Weed. I took in the kid again, the way his braids rasped across his shoulder blades, the way his eyes never left mine. Glassy eyes. Red eyes. And then I let out a laugh. This middle-schooler was coming to a fight stoned.

  He’d probably be best friends with Kaden.

  The rush of fire died abruptly. “Why are you still here?” Jim shouted. “I can’t keep both of them off you.”

  “I’m not going anywhere,” I said, turning to look back at Jim. “Not with the Crow boy—”

  But the words crumbled in my mouth. Jim looked like shit, even worse than he had moments before, but that wasn’t what stopped me. At the far end of the hall, Leo bounced a basketball. Where he’d gotten it, I had no idea, but with my inner eye open, I could feel the power building in him. In a moment, he’d loose that power, and then he’d throw the basketball, and then it would explode and take off my head. But it wasn’t Leo that stopped me either.

  It was the Crow boy. He walked past Leo with the same slow stride that I’d just seen a moment before, at the other end of the hall. His dark braids rasped against his shoulder blades. He flicked open a knife and held it low and casual.

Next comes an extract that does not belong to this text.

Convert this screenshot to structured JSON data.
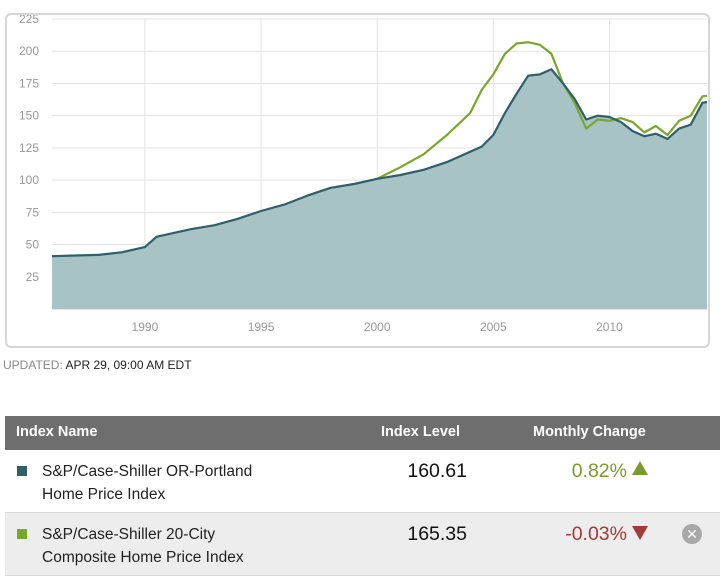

  “That’s impossible. He was just—”

  And there he was. At the other end of the hallway, coming toward me, where I’d seen him.

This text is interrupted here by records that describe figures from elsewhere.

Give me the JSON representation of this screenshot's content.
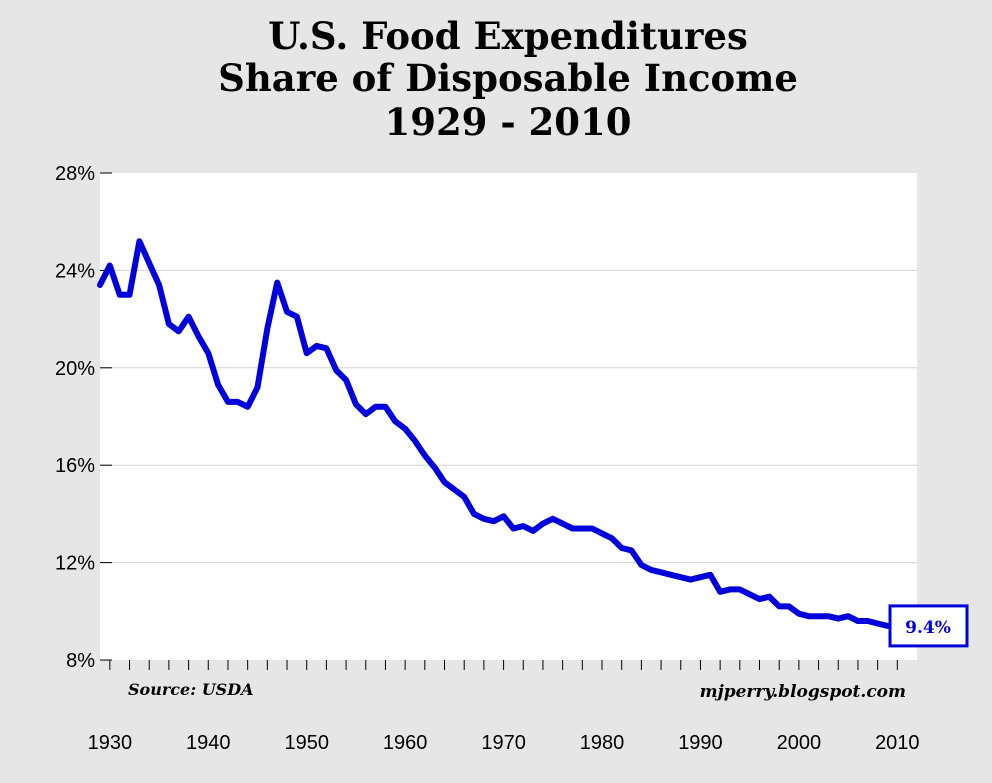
{
  "title": {
    "line1": "U.S. Food Expenditures",
    "line2": "Share of Disposable Income",
    "line3": "1929 - 2010"
  },
  "chart_data": {
    "type": "line",
    "title": "U.S. Food Expenditures Share of Disposable Income 1929 - 2010",
    "xlabel": "",
    "ylabel": "",
    "xlim": [
      1929,
      2012
    ],
    "ylim": [
      8,
      28
    ],
    "x_ticks": [
      1930,
      1940,
      1950,
      1960,
      1970,
      1980,
      1990,
      2000,
      2010
    ],
    "y_ticks": [
      8,
      12,
      16,
      20,
      24,
      28
    ],
    "y_tick_labels": [
      "8%",
      "12%",
      "16%",
      "20%",
      "24%",
      "28%"
    ],
    "x_tick_labels": [
      "1930",
      "1940",
      "1950",
      "1960",
      "1970",
      "1980",
      "1990",
      "2000",
      "2010"
    ],
    "grid": "horizontal",
    "line_color": "#0000dd",
    "series": [
      {
        "x": [
          1929,
          1930,
          1931,
          1932,
          1933,
          1934,
          1935,
          1936,
          1937,
          1938,
          1939,
          1940,
          1941,
          1942,
          1943,
          1944,
          1945,
          1946,
          1947,
          1948,
          1949,
          1950,
          1951,
          1952,
          1953,
          1954,
          1955,
          1956,
          1957,
          1958,
          1959,
          1960,
          1961,
          1962,
          1963,
          1964,
          1965,
          1966,
          1967,
          1968,
          1969,
          1970,
          1971,
          1972,
          1973,
          1974,
          1975,
          1976,
          1977,
          1978,
          1979,
          1980,
          1981,
          1982,
          1983,
          1984,
          1985,
          1986,
          1987,
          1988,
          1989,
          1990,
          1991,
          1992,
          1993,
          1994,
          1995,
          1996,
          1997,
          1998,
          1999,
          2000,
          2001,
          2002,
          2003,
          2004,
          2005,
          2006,
          2007,
          2008,
          2009,
          2010
        ],
        "values": [
          23.4,
          24.2,
          23.0,
          23.0,
          25.2,
          24.3,
          23.4,
          21.8,
          21.5,
          22.1,
          21.3,
          20.6,
          19.3,
          18.6,
          18.6,
          18.4,
          19.2,
          21.6,
          23.5,
          22.3,
          22.1,
          20.6,
          20.9,
          20.8,
          19.9,
          19.5,
          18.5,
          18.1,
          18.4,
          18.4,
          17.8,
          17.5,
          17.0,
          16.4,
          15.9,
          15.3,
          15.0,
          14.7,
          14.0,
          13.8,
          13.7,
          13.9,
          13.4,
          13.5,
          13.3,
          13.6,
          13.8,
          13.6,
          13.4,
          13.4,
          13.4,
          13.2,
          13.0,
          12.6,
          12.5,
          11.9,
          11.7,
          11.6,
          11.5,
          11.4,
          11.3,
          11.4,
          11.5,
          10.8,
          10.9,
          10.9,
          10.7,
          10.5,
          10.6,
          10.2,
          10.2,
          9.9,
          9.8,
          9.8,
          9.8,
          9.7,
          9.8,
          9.6,
          9.6,
          9.5,
          9.4,
          9.4
        ]
      }
    ],
    "annotations": {
      "last_value": "9.4%",
      "source": "Source: USDA",
      "credit": "mjperry.blogspot.com"
    }
  }
}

  “There are two of him,” I said.

  “That’s impossible,” Jim said. He raised one hand, launching a gout of fire. The flames passed through the Crow boy with no effect. It was like he wasn’t even there. “That’s impossible,” Jim said again, his voice lower, and he looked down the hall and shot fire at the second Crow boy. Same thing: the fire went straight through him, and he just kept coming.

  “They’re not real,” Jim said.

  “He’s got a knife. They’ve both got knives.”

  “They’re not real!”

  But what I couldn’t explain, not in the heat of the moment, was that I had my inner sight open. And I could see the Crow boy. I could really see him. And he was there when I looked at him, really there, his spirit and soul and essence mapped out across his physical body. Jim’s fire went right through him, and that didn’t make sense, but he was really there. In both places. At the same time.